Он стоял на тротуаре, с ошеломлением глядя на процессию. Отчасти напоминал нерезкую, смазанную фотографию – черное пятно костюма, контрастирующее с размытой белизной лица, и дыры глаз, будто кто-то нарисовал его размазанной акварелью. Никто его не видел. Никто, кроме меня. Он просто стоял и смотрел.
Я видел его лишь краем глаза. При некотором опыте можно даже приглядеться к чему-то находящемуся на краю поля зрения, продолжая смотреть прямо перед собой. Я смотрел на процессию и танец стеклоочистителей, не имея ни малейшего желания видеть этого человека, но все равно видел его.
Он наблюдал за собственными похоронами.
Остановившись на обочине, я подождал, пока все пройдут и успокоится мое отчаянно бьющееся сердце. Мужчина на тротуаре исчез.
Возможно, он пошел посмотреть, что они станут делать на кладбище.
А потом я двинулся дальше. Мне следовало давно привыкнуть, но это не так легко. Привыкнуть к такому невозможно.

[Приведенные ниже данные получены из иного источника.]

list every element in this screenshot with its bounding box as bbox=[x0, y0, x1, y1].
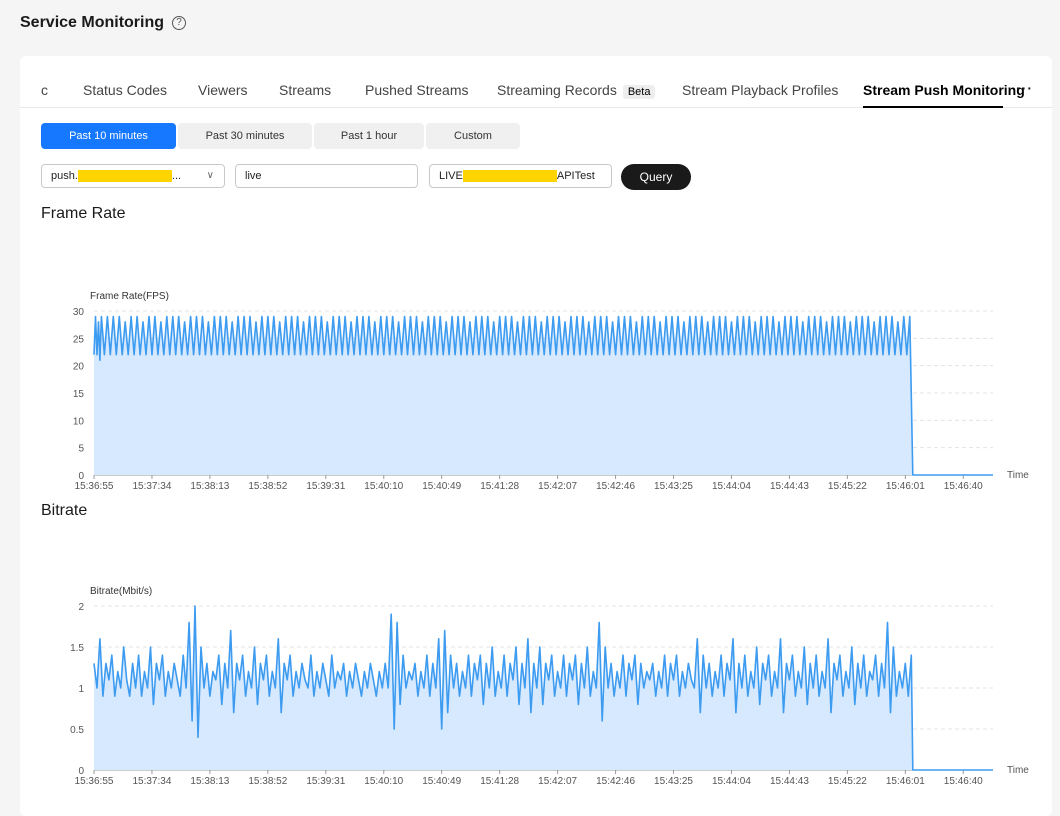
stream-prefix: LIVE bbox=[439, 170, 463, 182]
page-header: Service Monitoring ? bbox=[20, 14, 187, 32]
active-tab-indicator bbox=[863, 106, 1003, 108]
x-tick-label: 15:41:28 bbox=[480, 776, 519, 787]
chevron-down-icon: ∨ bbox=[206, 170, 214, 181]
tab-status-codes[interactable]: Status Codes bbox=[83, 82, 167, 98]
y-axis-title: Bitrate(Mbit/s) bbox=[90, 586, 152, 597]
y-axis-title: Frame Rate(FPS) bbox=[90, 291, 169, 302]
query-button[interactable]: Query bbox=[621, 164, 691, 190]
x-tick-label: 15:38:13 bbox=[190, 481, 229, 492]
frame-rate-chart: Frame Rate(FPS)05101520253015:36:55 15:37… bbox=[73, 291, 1029, 492]
x-tick-label: 15:38:52 bbox=[248, 481, 287, 492]
x-tick-label: 15:39:31 bbox=[306, 776, 345, 787]
x-tick-label: 15:45:22 bbox=[828, 776, 867, 787]
tab-streaming-records-label: Streaming Records bbox=[497, 82, 617, 98]
frame-rate-title: Frame Rate bbox=[41, 205, 126, 222]
y-tick-label: 1.5 bbox=[70, 643, 84, 654]
x-tick-label: 15:46:40 bbox=[944, 481, 983, 492]
beta-badge: Beta bbox=[622, 85, 656, 99]
x-tick-label: 15:40:10 bbox=[364, 776, 403, 787]
y-tick-label: 2 bbox=[78, 602, 84, 613]
x-tick-label: 15:42:07 bbox=[538, 481, 577, 492]
tab-truncated[interactable]: c bbox=[41, 82, 48, 98]
domain-select[interactable]: push.... ∨ bbox=[41, 164, 225, 188]
help-icon[interactable]: ? bbox=[172, 16, 187, 30]
range-past-30-minutes[interactable]: Past 30 minutes bbox=[178, 123, 312, 149]
y-tick-label: 20 bbox=[73, 362, 85, 373]
x-tick-label: 15:44:43 bbox=[770, 481, 809, 492]
range-past-10-minutes[interactable]: Past 10 minutes bbox=[41, 123, 176, 149]
x-tick-label: 15:39:31 bbox=[306, 481, 345, 492]
page-title: Service Monitoring bbox=[20, 14, 165, 31]
app-name-input[interactable]: live bbox=[235, 164, 418, 188]
tab-viewers[interactable]: Viewers bbox=[198, 82, 248, 98]
x-tick-label: 15:38:52 bbox=[248, 776, 287, 787]
domain-prefix: push. bbox=[51, 170, 78, 182]
x-tick-label: 15:40:49 bbox=[422, 481, 461, 492]
x-tick-label: 15:46:01 bbox=[886, 776, 925, 787]
range-custom[interactable]: Custom bbox=[426, 123, 520, 149]
x-tick-label: 15:45:22 bbox=[828, 481, 867, 492]
more-tabs-icon[interactable]: ··· bbox=[1016, 80, 1033, 96]
x-tick-label: 15:41:28 bbox=[480, 481, 519, 492]
x-tick-label: 15:42:46 bbox=[596, 776, 635, 787]
redacted-mask bbox=[77, 170, 172, 183]
content-card: c Status Codes Viewers Streams Pushed St… bbox=[20, 56, 1052, 816]
x-tick-label: 15:36:55 bbox=[75, 481, 114, 492]
x-tick-label: 15:44:04 bbox=[712, 481, 751, 492]
redacted-mask bbox=[462, 170, 557, 183]
x-tick-label: 15:46:01 bbox=[886, 481, 925, 492]
y-tick-label: 0.5 bbox=[70, 725, 84, 736]
tab-streams[interactable]: Streams bbox=[279, 82, 331, 98]
domain-suffix: ... bbox=[171, 170, 182, 182]
x-tick-label: 15:42:46 bbox=[596, 481, 635, 492]
tab-stream-playback-profiles[interactable]: Stream Playback Profiles bbox=[682, 82, 838, 98]
x-tick-label: 15:44:43 bbox=[770, 776, 809, 787]
x-tick-label: 15:38:13 bbox=[190, 776, 229, 787]
tab-pushed-streams[interactable]: Pushed Streams bbox=[365, 82, 469, 98]
y-tick-label: 30 bbox=[73, 307, 85, 318]
y-tick-label: 5 bbox=[78, 444, 84, 455]
x-tick-label: 15:44:04 bbox=[712, 776, 751, 787]
x-axis-title: Time bbox=[1007, 765, 1029, 776]
x-axis-title: Time bbox=[1007, 470, 1029, 481]
y-tick-label: 25 bbox=[73, 334, 85, 345]
y-tick-label: 10 bbox=[73, 416, 85, 427]
x-tick-label: 15:37:34 bbox=[132, 481, 171, 492]
stream-suffix: APITest bbox=[556, 170, 595, 182]
bitrate-title: Bitrate bbox=[41, 502, 88, 519]
tab-streaming-records[interactable]: Streaming Records Beta bbox=[497, 82, 656, 99]
y-tick-label: 1 bbox=[78, 684, 84, 695]
x-tick-label: 15:37:34 bbox=[132, 776, 171, 787]
x-tick-label: 15:40:49 bbox=[422, 776, 461, 787]
x-tick-label: 15:43:25 bbox=[654, 776, 693, 787]
tab-bar: c Status Codes Viewers Streams Pushed St… bbox=[20, 56, 1052, 108]
tab-stream-push-monitoring[interactable]: Stream Push Monitoring bbox=[863, 82, 1025, 98]
x-tick-label: 15:43:25 bbox=[654, 481, 693, 492]
stream-name-input[interactable]: LIVE APITest bbox=[429, 164, 612, 188]
range-past-1-hour[interactable]: Past 1 hour bbox=[314, 123, 424, 149]
x-tick-label: 15:46:40 bbox=[944, 776, 983, 787]
bitrate-chart: Bitrate(Mbit/s)00.511.5215:36:55 15:37:34… bbox=[70, 586, 1029, 787]
x-tick-label: 15:42:07 bbox=[538, 776, 577, 787]
x-tick-label: 15:40:10 bbox=[364, 481, 403, 492]
x-tick-label: 15:36:55 bbox=[75, 776, 114, 787]
y-tick-label: 15 bbox=[73, 389, 85, 400]
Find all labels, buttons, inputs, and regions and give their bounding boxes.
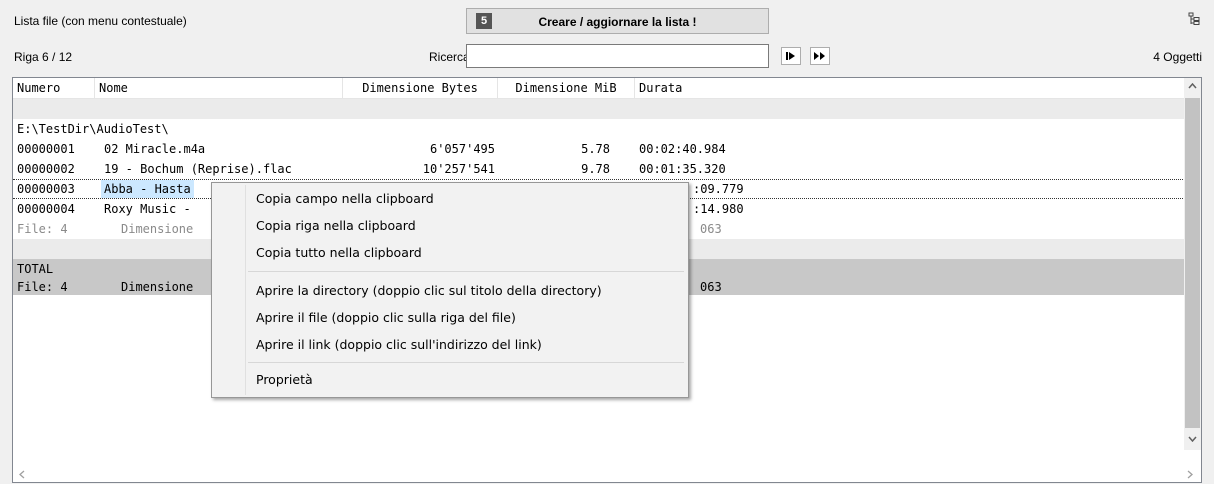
scroll-down-icon[interactable] — [1188, 436, 1197, 442]
cell-numero: 00000001 — [17, 142, 75, 156]
menu-separator — [248, 271, 684, 272]
horizontal-scrollbar[interactable] — [13, 465, 1201, 482]
cell-nome: Roxy Music - — [104, 202, 191, 216]
menu-item-open-file[interactable]: Aprire il file (doppio clic sulla riga d… — [256, 306, 516, 330]
scroll-up-icon[interactable] — [1188, 83, 1197, 89]
column-header-bytes[interactable]: Dimensione Bytes — [343, 78, 498, 98]
cell-mib: 9.78 — [581, 162, 610, 176]
find-next-button[interactable] — [781, 47, 801, 65]
list-title: Lista file (con menu contestuale) — [14, 14, 187, 28]
summary-dimension: Dimensione — [121, 222, 194, 236]
menu-item-open-directory[interactable]: Aprire la directory (doppio clic sul tit… — [256, 279, 602, 303]
column-header-nome[interactable]: Nome — [95, 78, 343, 98]
create-list-label: Creare / aggiornare la lista ! — [538, 15, 697, 29]
total-files: File: 4 — [17, 280, 68, 294]
directory-path: E:\TestDir\AudioTest\ — [17, 122, 169, 136]
tree-view-icon[interactable] — [1188, 12, 1200, 26]
menu-separator — [248, 362, 684, 363]
cell-durata: :14.980 — [693, 202, 744, 216]
column-header-numero[interactable]: Numero — [13, 78, 95, 98]
cell-nome: 19 - Bochum (Reprise).flac — [104, 162, 292, 176]
total-label: TOTAL — [17, 262, 54, 276]
play-next-icon — [786, 52, 795, 60]
cell-durata: 00:02:40.984 — [639, 142, 726, 156]
table-header: Numero Nome Dimensione Bytes Dimensione … — [13, 78, 1185, 99]
cell-mib: 5.78 — [581, 142, 610, 156]
blank-row — [13, 99, 1185, 119]
cell-numero: 00000003 — [17, 182, 75, 196]
menu-item-copy-row[interactable]: Copia riga nella clipboard — [256, 214, 416, 238]
cell-numero: 00000002 — [17, 162, 75, 176]
fast-forward-icon — [814, 52, 825, 60]
cell-nome-selected: Abba - Hasta — [101, 180, 194, 198]
menu-item-properties[interactable]: Proprietà — [256, 368, 313, 392]
cell-durata: :09.779 — [693, 182, 744, 196]
menu-gutter — [245, 185, 246, 395]
cell-numero: 00000004 — [17, 202, 75, 216]
row-status: Riga 6 / 12 — [14, 50, 73, 64]
find-all-button[interactable] — [810, 47, 830, 65]
scroll-right-icon[interactable] — [1187, 470, 1193, 479]
context-menu[interactable]: Copia campo nella clipboard Copia riga n… — [211, 182, 689, 398]
search-input[interactable] — [466, 44, 769, 68]
table-row[interactable]: 00000002 19 - Bochum (Reprise).flac 10'2… — [13, 159, 1185, 179]
menu-item-copy-all[interactable]: Copia tutto nella clipboard — [256, 241, 422, 265]
cell-durata: 00:01:35.320 — [639, 162, 726, 176]
summary-tail: 063 — [700, 222, 722, 236]
menu-item-copy-field[interactable]: Copia campo nella clipboard — [256, 187, 434, 211]
total-dimension: Dimensione — [121, 280, 194, 294]
column-header-mib[interactable]: Dimensione MiB — [498, 78, 635, 98]
cell-bytes: 6'057'495 — [429, 142, 495, 156]
objects-count: 4 Oggetti — [1153, 50, 1202, 64]
column-header-durata[interactable]: Durata — [635, 78, 1185, 98]
menu-item-open-link[interactable]: Aprire il link (doppio clic sull'indiriz… — [256, 333, 542, 357]
cell-nome: 02 Miracle.m4a — [104, 142, 206, 156]
total-tail: 063 — [700, 280, 722, 294]
table-row[interactable]: 00000001 02 Miracle.m4a 6'057'495 5.78 0… — [13, 139, 1185, 159]
vertical-scroll-thumb[interactable] — [1185, 98, 1200, 428]
scroll-left-icon[interactable] — [19, 470, 25, 479]
search-label: Ricerca — [429, 50, 470, 64]
cell-bytes: 10'257'541 — [422, 162, 495, 176]
create-update-list-button[interactable]: 5 Creare / aggiornare la lista ! — [466, 8, 769, 34]
directory-row[interactable]: E:\TestDir\AudioTest\ — [13, 119, 1185, 139]
summary-files: File: 4 — [17, 222, 68, 236]
vertical-scrollbar[interactable] — [1184, 78, 1201, 450]
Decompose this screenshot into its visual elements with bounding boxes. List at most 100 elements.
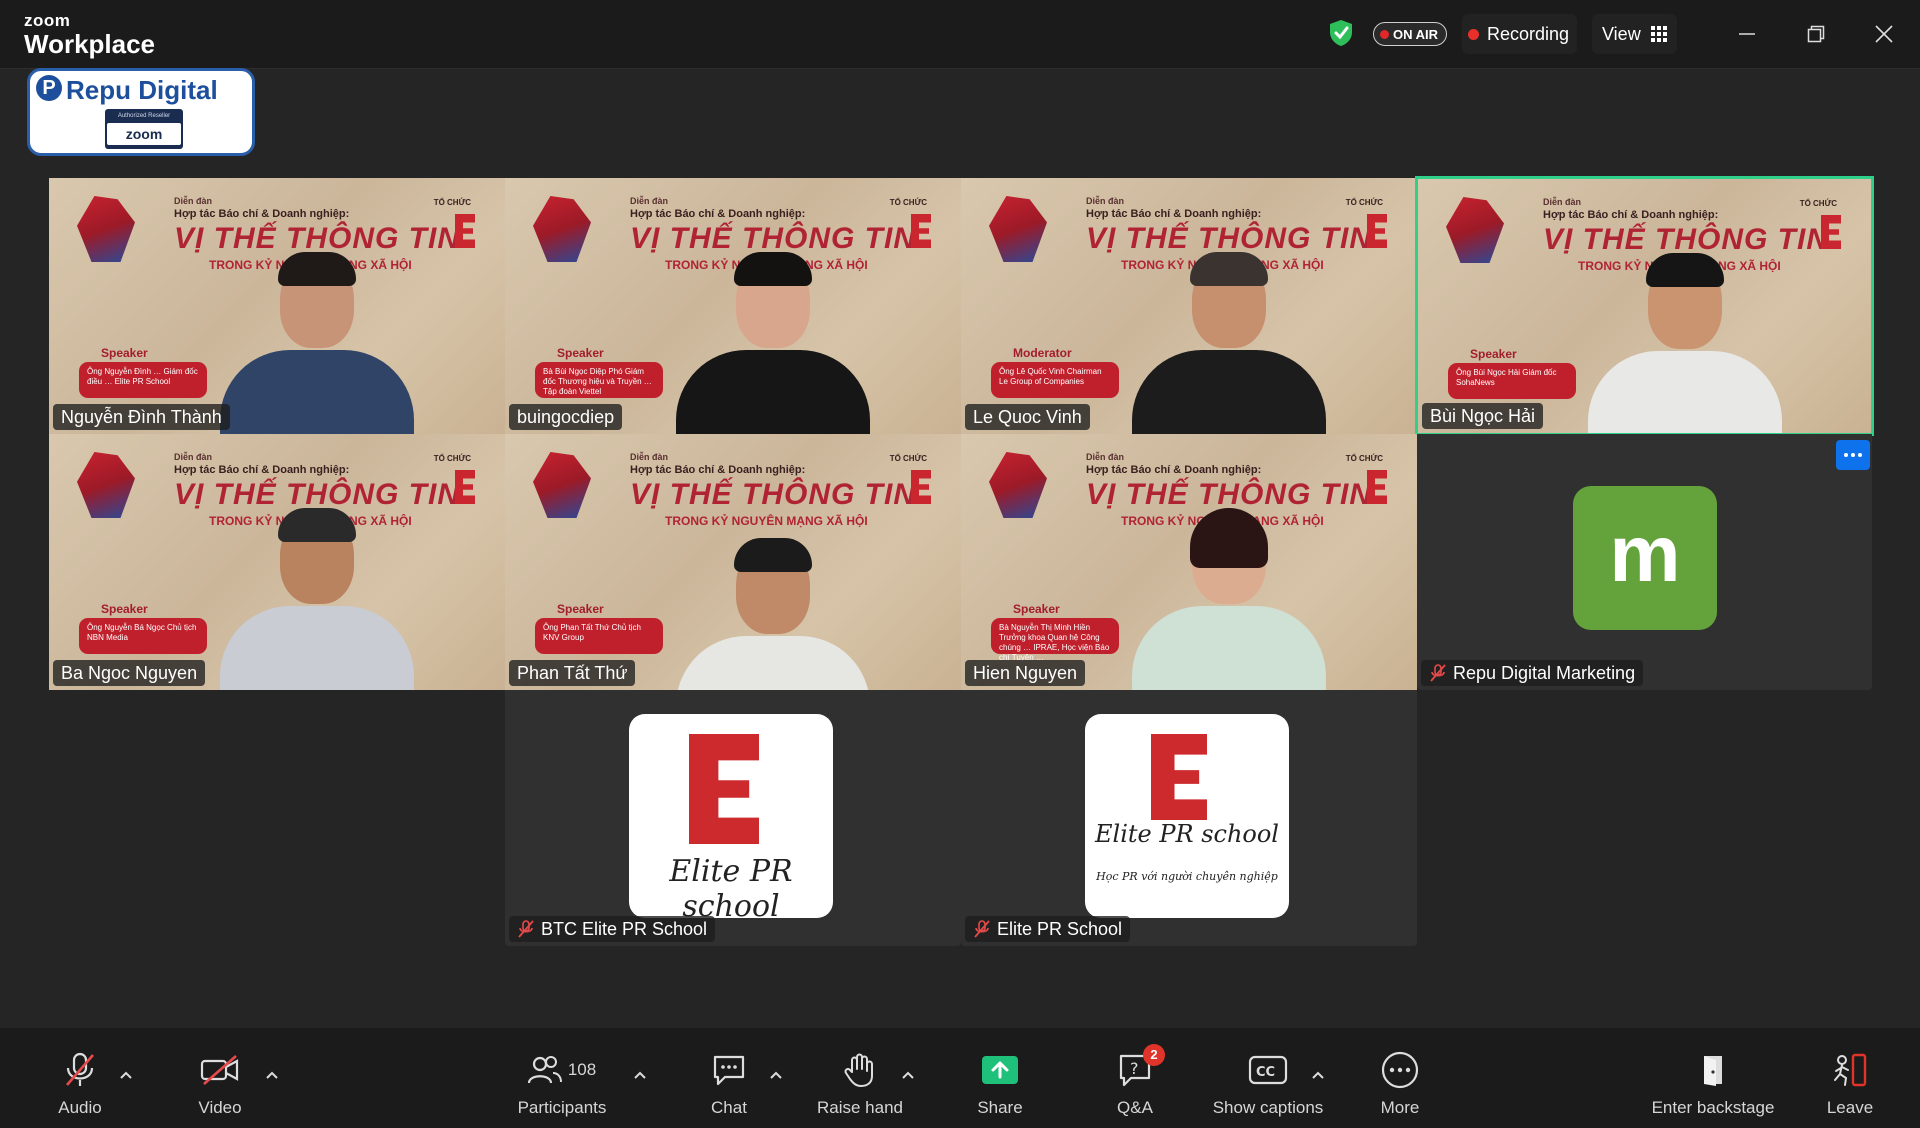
show-captions-button[interactable]: CC Show captions [1206, 1050, 1330, 1120]
role-label: Speaker [557, 346, 604, 360]
chat-options-caret-icon[interactable] [768, 1068, 784, 1084]
participant-tile[interactable]: Elite PR school BTC Elite PR School [505, 690, 961, 946]
svg-text:?: ? [1130, 1059, 1139, 1078]
participants-options-caret-icon[interactable] [632, 1068, 648, 1084]
share-label: Share [977, 1098, 1023, 1117]
close-icon [1875, 25, 1893, 43]
video-label: Video [198, 1098, 242, 1117]
participant-name: buingocdiep [509, 404, 623, 430]
more-dots-icon [1844, 453, 1848, 457]
share-screen-icon [982, 1056, 1018, 1084]
raise-hand-label: Raise hand [816, 1098, 903, 1117]
chat-button[interactable]: Chat [704, 1050, 754, 1120]
brand-workplace: Workplace [24, 29, 156, 59]
elite-e-icon [455, 470, 475, 504]
video-options-caret-icon[interactable] [264, 1068, 280, 1084]
elite-e-icon [1367, 470, 1387, 504]
elite-e-icon [1821, 215, 1841, 249]
leave-button[interactable]: Leave [1822, 1050, 1878, 1120]
meeting-controls-toolbar: Audio Video 108 Participants Chat Raise … [0, 1028, 1920, 1128]
view-label: View [1602, 23, 1641, 44]
participant-name: Bùi Ngọc Hải [1422, 403, 1544, 429]
vietnam-map-icon [533, 196, 591, 262]
recording-dot-icon [1468, 28, 1479, 40]
role-box: Ông Nguyễn Đình … Giám đốc điều … Elite … [79, 362, 207, 398]
vietnam-map-icon [989, 452, 1047, 518]
backstage-door-icon [1704, 1056, 1722, 1086]
vietnam-map-icon [989, 196, 1047, 262]
raise-hand-options-caret-icon[interactable] [900, 1068, 916, 1084]
elite-e-icon [911, 470, 931, 504]
recording-label: Recording [1487, 23, 1570, 44]
card-tagline: Học PR với người chuyên nghiệp [1096, 870, 1278, 883]
participants-icon [527, 1056, 562, 1084]
recording-indicator[interactable]: Recording [1462, 14, 1578, 54]
participant-video [1132, 252, 1326, 434]
participants-count: 108 [567, 1060, 597, 1079]
raise-hand-button[interactable]: Raise hand [810, 1050, 910, 1120]
muted-mic-icon [66, 1052, 94, 1086]
qa-button[interactable]: ? 2 Q&A [1112, 1044, 1165, 1120]
on-air-badge: ON AIR [1373, 22, 1448, 46]
participants-label: Participants [517, 1098, 607, 1117]
logo-name: Repu Digital [66, 75, 218, 105]
minimize-button[interactable] [1731, 18, 1763, 50]
participant-video [220, 508, 414, 690]
close-button[interactable] [1868, 18, 1900, 50]
role-label: Moderator [1013, 346, 1072, 360]
participant-name: Le Quoc Vinh [965, 404, 1090, 430]
participant-video [1587, 253, 1782, 433]
vietnam-map-icon [533, 452, 591, 518]
participants-button[interactable]: 108 Participants [514, 1050, 610, 1120]
restore-button[interactable] [1800, 18, 1832, 50]
participant-tile[interactable]: Diễn đàn Hợp tác Báo chí & Doanh nghiệp:… [49, 434, 505, 690]
participant-video [676, 252, 870, 434]
svg-text:CC: CC [1256, 1065, 1275, 1080]
role-box: Bà Nguyễn Thị Minh Hiền Trưởng khoa Quan… [991, 618, 1119, 662]
elite-e-icon [1367, 214, 1387, 248]
role-box: Ông Lê Quốc Vinh Chairman Le Group of Co… [991, 362, 1119, 398]
participant-tile[interactable]: Elite PR school Học PR với người chuyên … [961, 690, 1417, 946]
brand-zoom: zoom [24, 11, 71, 30]
app-brand: zoom Workplace [24, 12, 155, 57]
tile-more-options-button[interactable] [1836, 440, 1870, 470]
elite-e-icon [911, 214, 931, 248]
participant-name: Repu Digital Marketing [1421, 660, 1644, 686]
audio-button[interactable]: Audio [50, 1050, 110, 1120]
participant-name: Ba Ngoc Nguyen [53, 660, 206, 686]
elite-pr-school-logo: Elite PR school [629, 714, 833, 918]
enter-backstage-label: Enter backstage [1651, 1098, 1775, 1117]
raise-hand-icon [844, 1053, 873, 1087]
role-label: Speaker [1013, 602, 1060, 616]
participant-tile-active-speaker[interactable]: Diễn đàn Hợp tác Báo chí & Doanh nghiệp:… [1415, 176, 1874, 436]
leave-label: Leave [1826, 1098, 1874, 1117]
participant-name: Elite PR School [965, 916, 1131, 942]
participant-tile[interactable]: Diễn đàn Hợp tác Báo chí & Doanh nghiệp:… [961, 178, 1417, 434]
repu-digital-logo: P Repu Digital Authorized Reseller zoom [27, 68, 255, 156]
participant-name: BTC Elite PR School [509, 916, 716, 942]
captions-options-caret-icon[interactable] [1310, 1068, 1326, 1084]
avatar: m [1573, 486, 1717, 630]
participant-video [220, 252, 414, 434]
participant-tile[interactable]: Diễn đàn Hợp tác Báo chí & Doanh nghiệp:… [505, 434, 961, 690]
participant-tile[interactable]: Diễn đàn Hợp tác Báo chí & Doanh nghiệp:… [961, 434, 1417, 690]
participant-tile[interactable]: m Repu Digital Marketing [1417, 434, 1872, 690]
participant-name: Phan Tất Thứ [509, 660, 636, 686]
participant-video [1132, 508, 1326, 690]
more-icon [1381, 1051, 1419, 1089]
restore-icon [1807, 25, 1825, 43]
elite-e-icon [689, 734, 759, 844]
event-banner: Diễn đàn Hợp tác Báo chí & Doanh nghiệp:… [505, 434, 961, 544]
vietnam-map-icon [77, 452, 135, 518]
security-shield-icon[interactable] [1328, 19, 1354, 47]
video-button[interactable]: Video [190, 1050, 250, 1120]
participant-tile[interactable]: Diễn đàn Hợp tác Báo chí & Doanh nghiệp:… [49, 178, 505, 434]
audio-options-caret-icon[interactable] [118, 1068, 134, 1084]
more-button[interactable]: More [1375, 1050, 1425, 1120]
share-button[interactable]: Share [975, 1050, 1025, 1120]
enter-backstage-button[interactable]: Enter backstage [1648, 1050, 1778, 1120]
leave-icon [1834, 1053, 1867, 1087]
participant-tile[interactable]: Diễn đàn Hợp tác Báo chí & Doanh nghiệp:… [505, 178, 961, 434]
qa-count-badge: 2 [1143, 1044, 1165, 1066]
view-button[interactable]: View [1592, 14, 1677, 54]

Несколько промокших горожан грустно бродили перед продовольственным магазином, по маленькой площади в стиле ренессанса топтались голуби. Я остановил машину на пустой площади перед ратушей, где белой краской было криво нарисовано несколько прямоугольников парковочных мест.
Подобный городок мог стать жемчужиной и туристической достопримечательностью, но пока на площади невозможно даже выпить кофе. Она могла похвастаться разве что кошмарным рестораном «Ратушный», меню, обстановка и обслуга которого помнили времена Гомулки. Здесь не было зонтиков, пабов или кафе-мороженых. Не было ничего. Только грязь, безработица и тоска.
Если бы я не знал, мне даже в голову не пришло, что здесь находится огромный монастырь. Большое неоготическое строение, возвышавшееся над площадью, видел каждый, но для обычных прохожих это был просто костел – более готический, чем сама готика, украшенный розетками, стрельчатыми сводами, горгульями, башенками и пинаклями; уходящий в небо ощетинившимся остриями великолепием.
Внутри царила угрюмая, пахнущая фимиамом прохлада – здесь венчали новобрачных и отпевали умерших. Но за алтарем и стеной находился другой, невидимый костел, предназначенный для монахов. И другой мир. Мир тишины, кирпичных стен, вечного холода и странной, не то военной, не то тюремной дисциплины. Мир, который выбрал мой друг.
Вход на территорию монастыря вел с боковой улочки через узкую деревянную калитку к сплошной стене из кирпича. Надежный проход, разделявший два мира. За такие ворота не проберется ничто мирское, не проникнет сомнение или грех. От них отразятся MTV, перемены в обществе, моральный релятивизм, супермаркеты и карьера в корпорации – отразятся как волна от скалистого утеса. Ты закрываешь за собой тяжелые врата – и для мира ты мертв. По крайней мере, так казалось.
Когда я был здесь впервые, меня удивило, насколько тяжела эта дверь, и заметил, что дубовая панель маскирует многослойную литую сталь, а вдоль стены смотрит слепым циклопическим глазом скрытая под навесом продолговатая головка камеры видеонаблюдения. На двери висел кованый молоток, но следовало воспользоваться заключенным в титановый корпус сверхсовременным домофоном, в котором имелась щель для магнитной карты и блестящий прямоугольник сканера отпечатков пальцев.